Klimaschutzkonzept 2.0

Die kommenden Jahre bis 2030 werden die entscheidenden Jahre sein. Entscheidend darüber, ob die richtigen Schritte zur Abwendung der Klimakrise eingeleitet werden und entscheidend darüber, ob ein Kurswechsel gelingt. Die großen Veränderungen und Weichenstellungen benötigen wir auf der Bundes- und Landesebene. Aber der konkrete Wandel muss in den Kommunen geschehen. Das neue integrierte Klimaschutzkonzept  2.0 wird einen wichtigen Beitrag dazu leisten,  wie der Wandel in Braunschweig gelingen kann.

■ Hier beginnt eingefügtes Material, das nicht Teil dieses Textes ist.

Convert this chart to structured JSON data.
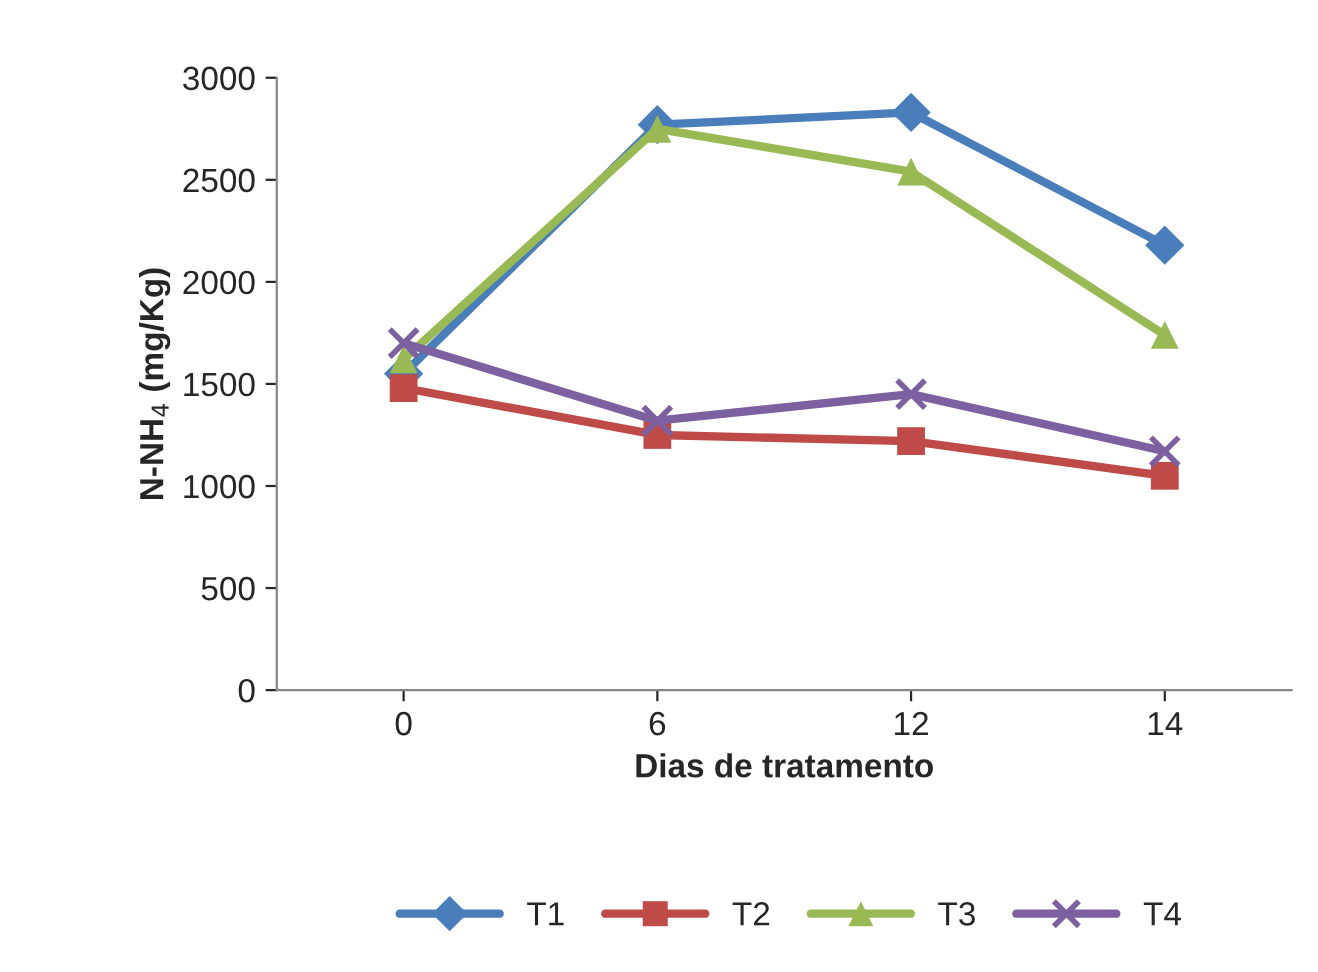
{
  "chart_data": {
    "type": "line",
    "xlabel": "Dias de tratamento",
    "ylabel": "N-NH$_{4}$ (mg/Kg)",
    "categories": [
      "0",
      "6",
      "12",
      "14"
    ],
    "series": [
      {
        "name": "T1",
        "color": "#4a7ebb",
        "marker": "diamond",
        "values": [
          1550,
          2770,
          2830,
          2180
        ]
      },
      {
        "name": "T2",
        "color": "#be4b48",
        "marker": "square",
        "values": [
          1480,
          1250,
          1220,
          1050
        ]
      },
      {
        "name": "T3",
        "color": "#98b954",
        "marker": "triangle",
        "values": [
          1620,
          2750,
          2540,
          1740
        ]
      },
      {
        "name": "T4",
        "color": "#7d60a0",
        "marker": "cross",
        "values": [
          1700,
          1320,
          1450,
          1170
        ]
      }
    ],
    "ylim": [
      0,
      3000
    ],
    "yticks": [
      0,
      500,
      1000,
      1500,
      2000,
      2500,
      3000
    ],
    "grid": false,
    "legend": "bottom",
    "line_style": "solid"
  }
}
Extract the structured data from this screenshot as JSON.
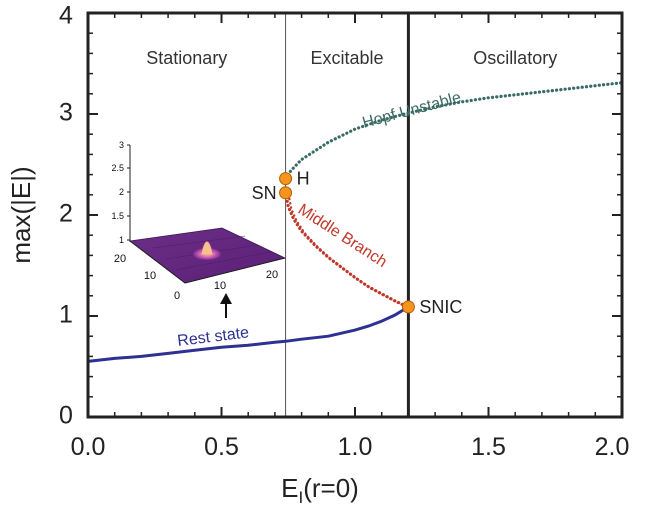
{
  "chart_data": {
    "type": "line",
    "title": "",
    "xlabel_main": "E",
    "xlabel_sub": "I",
    "xlabel_rest": "(r=0)",
    "ylabel": "max(|E|)",
    "xlim": [
      0.0,
      2.0
    ],
    "ylim": [
      0.0,
      4.0
    ],
    "x_ticks": [
      "0.0",
      "0.5",
      "1.0",
      "1.5",
      "2.0"
    ],
    "y_ticks": [
      "0",
      "1",
      "2",
      "3",
      "4"
    ],
    "region_boundaries": [
      0.74,
      1.2
    ],
    "regions": [
      {
        "label": "Stationary",
        "x": 0.37
      },
      {
        "label": "Excitable",
        "x": 0.97
      },
      {
        "label": "Oscillatory",
        "x": 1.6
      }
    ],
    "series": [
      {
        "name": "Rest state",
        "style": "solid",
        "color": "#2e3192",
        "x": [
          0.0,
          0.1,
          0.2,
          0.3,
          0.4,
          0.5,
          0.6,
          0.7,
          0.74,
          0.8,
          0.9,
          1.0,
          1.05,
          1.1,
          1.15,
          1.2
        ],
        "y": [
          0.55,
          0.58,
          0.6,
          0.63,
          0.66,
          0.69,
          0.71,
          0.74,
          0.75,
          0.77,
          0.8,
          0.86,
          0.9,
          0.95,
          1.01,
          1.09
        ]
      },
      {
        "name": "Middle Branch",
        "style": "dotted",
        "color": "#c0392b",
        "x": [
          0.74,
          0.75,
          0.77,
          0.8,
          0.85,
          0.9,
          0.95,
          1.0,
          1.05,
          1.1,
          1.15,
          1.2
        ],
        "y": [
          2.22,
          2.08,
          1.96,
          1.84,
          1.7,
          1.58,
          1.48,
          1.38,
          1.29,
          1.22,
          1.15,
          1.09
        ]
      },
      {
        "name": "Hopf Unstable",
        "style": "dotted",
        "color": "#3a6b66",
        "x": [
          0.74,
          0.76,
          0.8,
          0.9,
          1.0,
          1.1,
          1.2,
          1.3,
          1.4,
          1.5,
          1.6,
          1.7,
          1.8,
          1.9,
          2.0
        ],
        "y": [
          2.36,
          2.44,
          2.55,
          2.72,
          2.85,
          2.94,
          3.01,
          3.07,
          3.12,
          3.16,
          3.19,
          3.22,
          3.25,
          3.28,
          3.31
        ]
      }
    ],
    "points": [
      {
        "label": "H",
        "x": 0.74,
        "y": 2.36,
        "label_side": "right"
      },
      {
        "label": "SN",
        "x": 0.74,
        "y": 2.22,
        "label_side": "left"
      },
      {
        "label": "SNIC",
        "x": 1.2,
        "y": 1.09,
        "label_side": "right"
      }
    ],
    "point_color": "#f7941d",
    "inset": {
      "z_ticks": [
        "1",
        "1.5",
        "2",
        "2.5",
        "3"
      ],
      "y_ticks": [
        "20",
        "10",
        "0"
      ],
      "x_ticks": [
        "0",
        "10",
        "20"
      ]
    }
  }
}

Über 10 Jahre nach dem letzten Braunschweiger Klimaschutzkonzept sollen durch eine breite Beteiligung von Bürger*innen, Verwaltung und Expert*innen aus allen Bereichen erstmalig die wichtigsten Baustellen des kommunalen Klimaschutzes aufgezeigt werden. In den verschiedenen Workshops wurde deutlich, dass das, was schon seit Jahrzehnten grüne Forderungen sind, nun endlich ein breiter gesellschaftlicher Konsens ist.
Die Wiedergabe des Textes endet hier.